Karl-Konrad Knooshood

Bisschen was über Lichtschwerter (STAR-WARS-Woche, Episode V)

 

Lichtschwerter, Lightsaber,

Lichtsäbel, Lichtstangen,

sind ein wichtiges STAR-WARS-Element,

ein Utensil, sind sie unterstreichend, unterstützend,

fürs dramaturgische Moment,

 

Physiker und andere Naturwissenschaftler behaupten, dass es Lichtschwerter nicht geben können, denn: Seien sie aus Laserstrahlen, bräuchten sie eine Quelle, einen Zielpunkt, auf den sie treffen können, sonst geht der Strahl quasi ins Unendliche, wäre unpraktisch, damit zu kämpfen, wenn die Klinge keine Begrenzung hat.

 

Da die Lichtschwerter aber alle eine begrenzte Länge haben, dürfte Lasertechnologie hier nicht zum Einsatz kommen.

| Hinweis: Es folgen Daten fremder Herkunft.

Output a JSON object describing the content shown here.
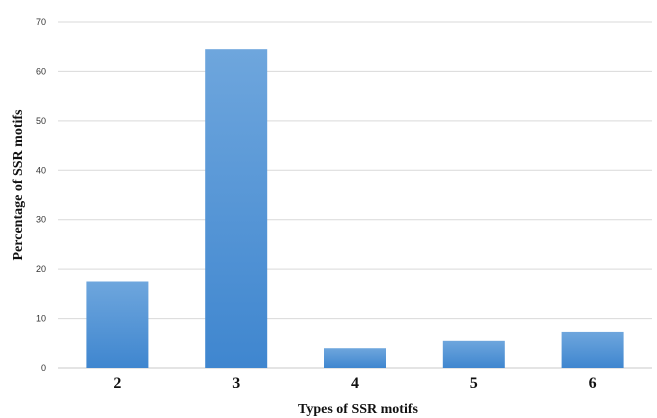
{
  "chart_data": {
    "type": "bar",
    "title": "",
    "xlabel": "Types of SSR motifs",
    "ylabel": "Percentage of SSR motifs",
    "categories": [
      "2",
      "3",
      "4",
      "5",
      "6"
    ],
    "values": [
      17.5,
      64.5,
      4.0,
      5.5,
      7.3
    ],
    "ylim": [
      0,
      70
    ],
    "yticks": [
      "0",
      "10",
      "20",
      "30",
      "40",
      "50",
      "60",
      "70"
    ],
    "grid": true,
    "legend": "none",
    "bar_color_top": "#6ea6dd",
    "bar_color_bottom": "#3f86cf"
  }
}
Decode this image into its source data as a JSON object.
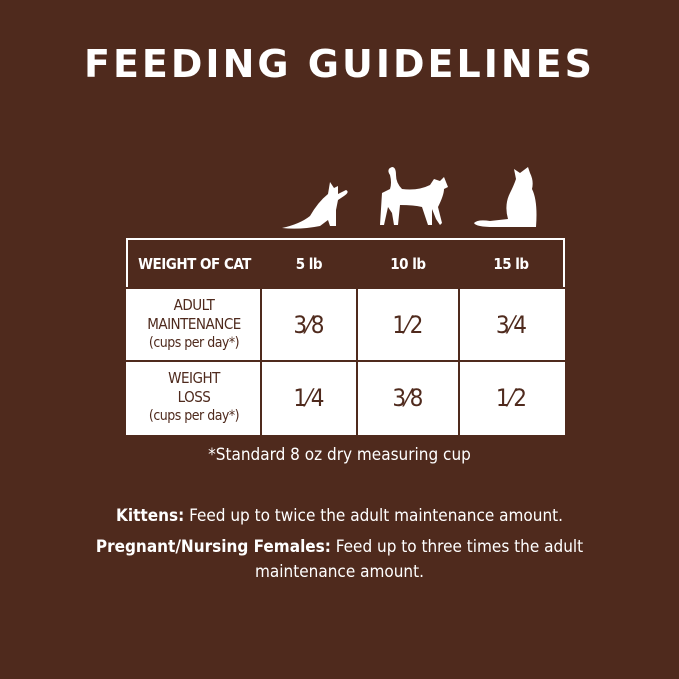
{
  "title": "FEEDING GUIDELINES",
  "icons": [
    "kitten-silhouette-icon",
    "walking-cat-silhouette-icon",
    "sitting-cat-silhouette-icon"
  ],
  "colors": {
    "background": "#4f2a1d",
    "table_cell": "#ffffff"
  },
  "table": {
    "header": [
      "WEIGHT OF CAT",
      "5 lb",
      "10 lb",
      "15 lb"
    ],
    "rows": [
      {
        "label": "ADULT MAINTENANCE",
        "unit": "(cups per day*)",
        "values": [
          "3⁄8",
          "1⁄2",
          "3⁄4"
        ]
      },
      {
        "label": "WEIGHT LOSS",
        "unit": "(cups per day*)",
        "values": [
          "1⁄4",
          "3⁄8",
          "1⁄2"
        ]
      }
    ]
  },
  "footnote": "*Standard 8 oz dry measuring cup",
  "notes": [
    {
      "label": "Kittens:",
      "text": " Feed up to twice the adult maintenance amount."
    },
    {
      "label": "Pregnant/Nursing Females:",
      "text": " Feed up to three times the adult maintenance amount."
    }
  ]
}
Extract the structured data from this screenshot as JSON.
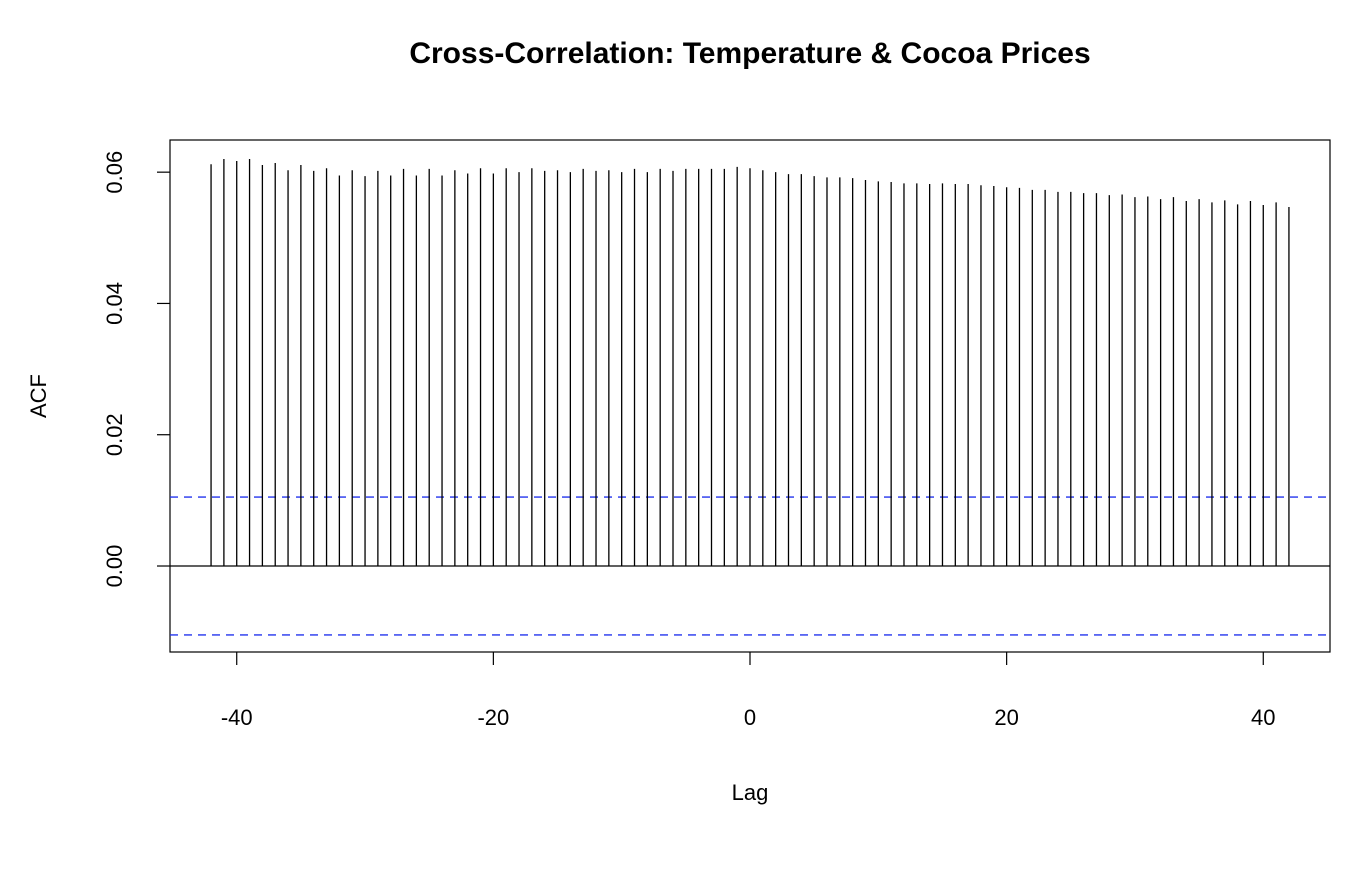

Sind sie also aus einer Art Plasma? Das müsste man aber in einem Gefäß haben, also wäre Glas oder transparenter Kunststoff um die extrem heißen Lichtklingen, die ja per einfachem Knopfdruck wieder leicht zu deaktivieren sind. Das Glas müsste sich mit einziehen, vielleicht teleskopartig wie die Plastikspielzeuge, die Laserschwertern nachempfunden sind, die natürlich bei Fans sehr beliebt sind. Wo bleibt dann aber das Plasma? Und warum kann man mit diesen Schwertern fast alle Materialien mühelos durchschneiden, durchstoßen, zum Schmelzen bringen, wenn das Plasma doch von Glas oder Kunststoff umgeben und somit "gebändigt" ist? Der Lichtschwertgriff mit Aktivierungsknopf ist zu klein, um alles Plasma aufzunehmen. Ein weiteres Problem ist die benötigte Energie zur Erzeugung einer stabilen Lichtschwertklinge, die nahezu alles durchschneiden kann und ja standhalten muss, wenn jemand anderes mit seinem Lichtschwert mit dem Träger die Klingen kreuzt (vergleiche hier den Kampf mittels "normalen" Schwertern bei Rittern).

 

Die Lichtschwerter haben übrigens unterschiedliche Farben. Die der Bösen leuchten traditionell in einem reizenden Bordeaux-Rot (oder gelegentlich in einem satten, lichtverschlingenden Schwarz), die der Guten bei den Jedi-Schülern hellblau, bei den ausgebildeten Jedi-Rittern neongelb bis neongrün (irgendetwas dazwischen) oder so ähnlich. Beziehungsweise läuft das so: Die grünen Lichtschwerter sind für die eher selten Kämpfenden, die eher analytisch und auf Macht spezialisiert sind, die blauen Lichtschwerter für die eher Kämpfenden, die Verteidiger der Galaktischen Republik, einer intergalaktischen Großdemokratie.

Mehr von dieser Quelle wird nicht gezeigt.